Improved MATQ-seq workflow for bacterial single-cell RNA-seq. (Homberger et al., 2023)

In another study, PETRI-seq was employed to investigate E. coli and Staphylococcus aureus, capturing approximately 200-300 mRNAs per bacterium. Meanwhile, microSPLiT was applied to individual Bacillus subtilis and E. coli cells, detecting an average of over 300 mRNA copies per bacterium. Although these methods achieved single-bacterial transcriptome sequencing, they still lag behind their eukaryotic counterparts in terms of cellular throughput, mRNA/gene capture rates, and sequencing depth of genes.

The field of microbial single-cell RNA-seq is rapidly evolving, with single-bacterial RNA-seq technologies for both Gram-negative and Gram-positive species still emerging. While the proof-of-concept stage is nearing completion, the next frontier involves studying natural microbial communities where individual bacteria may possess only a limited number of mRNAs, often not exceeding a few hundred. To advance this area, it is essential to develop efficient lysis and rRNA removal techniques for individual bacteria using CRISPR-based protocols. Additionally, the development of microfluidics-based devices to simplify sample handling is crucial.

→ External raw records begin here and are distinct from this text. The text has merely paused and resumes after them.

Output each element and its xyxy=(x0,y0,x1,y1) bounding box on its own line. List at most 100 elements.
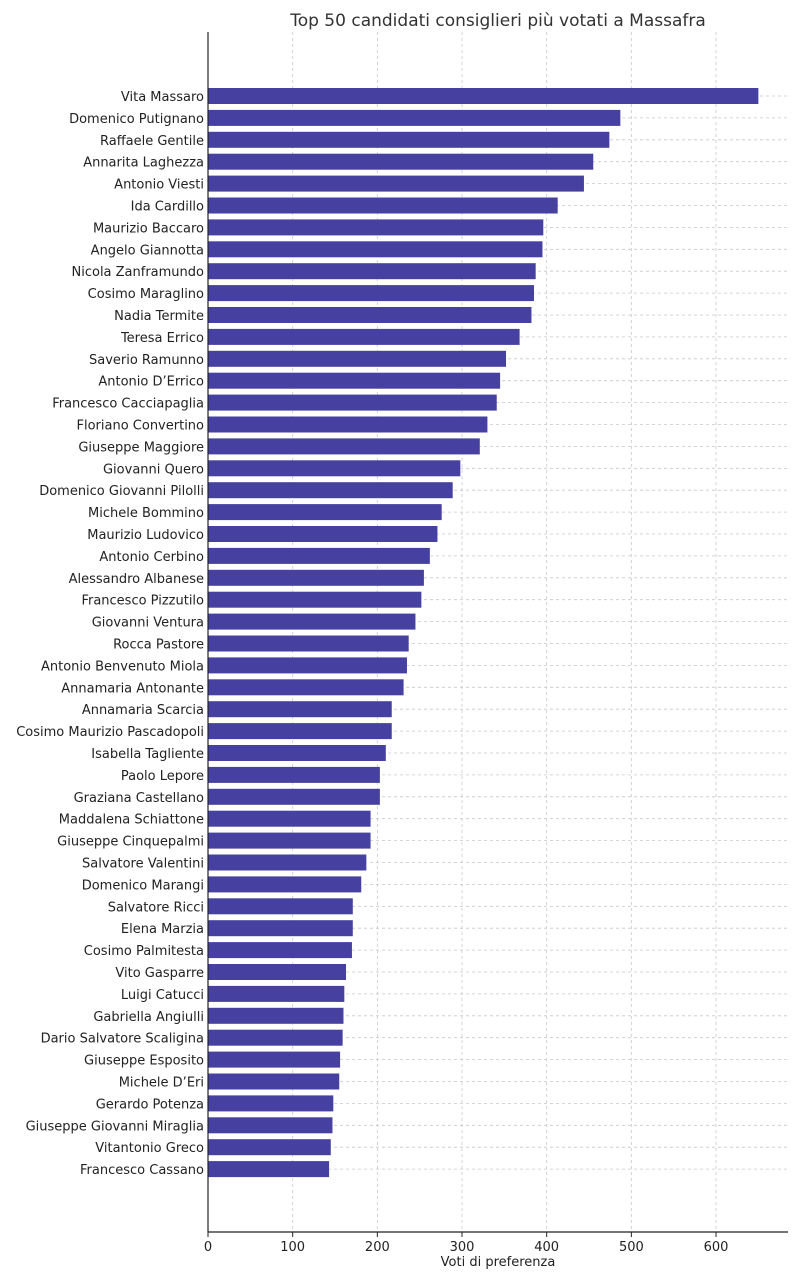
bar xyxy=(208,745,386,761)
category-label: Domenico Putignano xyxy=(69,112,204,127)
category-label: Teresa Errico xyxy=(120,331,204,346)
bar xyxy=(208,394,497,411)
bar xyxy=(208,964,347,980)
bar xyxy=(208,920,353,937)
bar xyxy=(208,832,371,849)
category-label: Maddalena Schiattone xyxy=(59,813,204,828)
category-label: Salvatore Valentini xyxy=(82,857,204,872)
bar xyxy=(208,985,345,1002)
bar xyxy=(208,153,594,170)
bar xyxy=(208,613,416,630)
bar xyxy=(208,1007,344,1024)
category-label: Raffaele Gentile xyxy=(100,134,204,149)
bar xyxy=(208,766,380,783)
bar xyxy=(208,788,380,805)
bar xyxy=(208,241,543,258)
bar xyxy=(208,1095,334,1112)
bar xyxy=(208,591,422,608)
category-label: Antonio D’Errico xyxy=(98,375,204,390)
category-label: Angelo Giannotta xyxy=(91,243,204,258)
category-label: Paolo Lepore xyxy=(121,769,204,784)
x-tick-label: 300 xyxy=(450,1240,475,1255)
bar xyxy=(208,482,453,499)
category-label: Giuseppe Esposito xyxy=(84,1054,204,1069)
category-label: Annarita Laghezza xyxy=(83,156,204,171)
category-label: Nadia Termite xyxy=(114,309,204,324)
bar xyxy=(208,942,352,959)
category-label: Rocca Pastore xyxy=(113,638,204,653)
category-label: Francesco Cacciapaglia xyxy=(52,397,204,412)
category-label: Antonio Viesti xyxy=(114,178,204,193)
category-label: Giovanni Quero xyxy=(103,462,204,477)
category-label: Cosimo Maraglino xyxy=(88,287,204,302)
category-label: Gerardo Potenza xyxy=(96,1097,204,1112)
x-tick-label: 200 xyxy=(365,1240,390,1255)
bar xyxy=(208,547,430,564)
category-label: Nicola Zanframundo xyxy=(72,265,205,280)
bar xyxy=(208,131,610,148)
bar xyxy=(208,285,534,302)
x-tick-label: 600 xyxy=(704,1240,729,1255)
category-label: Cosimo Maurizio Pascadopoli xyxy=(16,725,204,740)
category-label: Giuseppe Giovanni Miraglia xyxy=(26,1119,204,1134)
category-label: Maurizio Baccaro xyxy=(93,221,204,236)
category-label: Giuseppe Maggiore xyxy=(78,440,204,455)
category-label: Domenico Giovanni Pilolli xyxy=(39,484,204,499)
bar xyxy=(208,350,507,367)
category-label: Antonio Benvenuto Miola xyxy=(41,659,204,674)
bar xyxy=(208,219,544,236)
bar xyxy=(208,876,362,893)
bar xyxy=(208,197,558,214)
category-label: Annamaria Antonante xyxy=(61,681,204,696)
bar xyxy=(208,810,371,827)
bars xyxy=(208,88,759,1178)
x-tick-label: 400 xyxy=(534,1240,559,1255)
category-label: Ida Cardillo xyxy=(131,200,204,215)
bar xyxy=(208,526,438,542)
bar xyxy=(208,701,392,718)
category-label: Giuseppe Cinquepalmi xyxy=(57,835,204,850)
bar xyxy=(208,1051,341,1068)
bar xyxy=(208,657,407,674)
category-label: Michele D’Eri xyxy=(119,1076,204,1091)
bar xyxy=(208,1073,340,1090)
bar xyxy=(208,569,424,586)
bar xyxy=(208,504,442,521)
bar xyxy=(208,328,520,345)
x-axis-label: Voti di preferenza xyxy=(441,1255,556,1270)
category-labels: Vita Massaro Domenico Putignano Raffaele G… xyxy=(16,90,204,1178)
bar xyxy=(208,1117,333,1134)
category-label: Giovanni Ventura xyxy=(92,616,204,631)
bar xyxy=(208,307,532,323)
bar xyxy=(208,438,480,455)
bar xyxy=(208,635,409,652)
bar xyxy=(208,372,501,389)
category-label: Luigi Catucci xyxy=(121,988,204,1003)
category-label: Graziana Castellano xyxy=(74,791,204,806)
category-label: Gabriella Angiulli xyxy=(93,1010,204,1025)
category-label: Cosimo Palmitesta xyxy=(84,944,204,959)
bar xyxy=(208,1029,343,1046)
bar xyxy=(208,109,621,126)
chart-title: Top 50 candidati consiglieri più votati … xyxy=(289,11,706,31)
category-label: Annamaria Scarcia xyxy=(82,703,204,718)
category-label: Alessandro Albanese xyxy=(69,572,204,587)
bar xyxy=(208,854,367,871)
category-label: Vitantonio Greco xyxy=(95,1141,204,1156)
category-label: Elena Marzia xyxy=(121,922,204,937)
bar xyxy=(208,416,488,433)
category-label: Salvatore Ricci xyxy=(108,900,204,915)
category-label: Isabella Tagliente xyxy=(91,747,204,762)
bar xyxy=(208,898,353,915)
bar xyxy=(208,175,584,192)
bar xyxy=(208,1139,331,1156)
x-tick-label: 500 xyxy=(619,1240,644,1255)
category-label: Francesco Cassano xyxy=(80,1163,204,1178)
x-tick-label: 0 xyxy=(204,1240,212,1255)
bar xyxy=(208,88,759,104)
category-label: Michele Bommino xyxy=(88,506,204,521)
category-label: Francesco Pizzutilo xyxy=(81,594,204,609)
category-label: Saverio Ramunno xyxy=(89,353,204,368)
category-label: Domenico Marangi xyxy=(82,878,204,893)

Microbial communities can exhibit defined spatial organization with specific functions in both healthy and diseased states, necessitating the integration of scRNA-seq with advanced imaging techniques to decipher these relationships. Finally, unraveling the roles of microbial subgroups over time and in different spatial contexts will be pivotal for designing targeted therapeutic interventions.

References:

1. Homberger, Christina, et al. "Improved bacterial single-cell RNA-seq through automated MATQ-seq and Cas9-based removal of rRNA reads." Mbio 14.2 (2023): e03557-22.
2. Woyke, Tanja, Devin FR Doud, and Frederik Schulz. "The trajectory of microbial single-cell sequencing." Nature Methods 14.11 (2017): 1045-1054.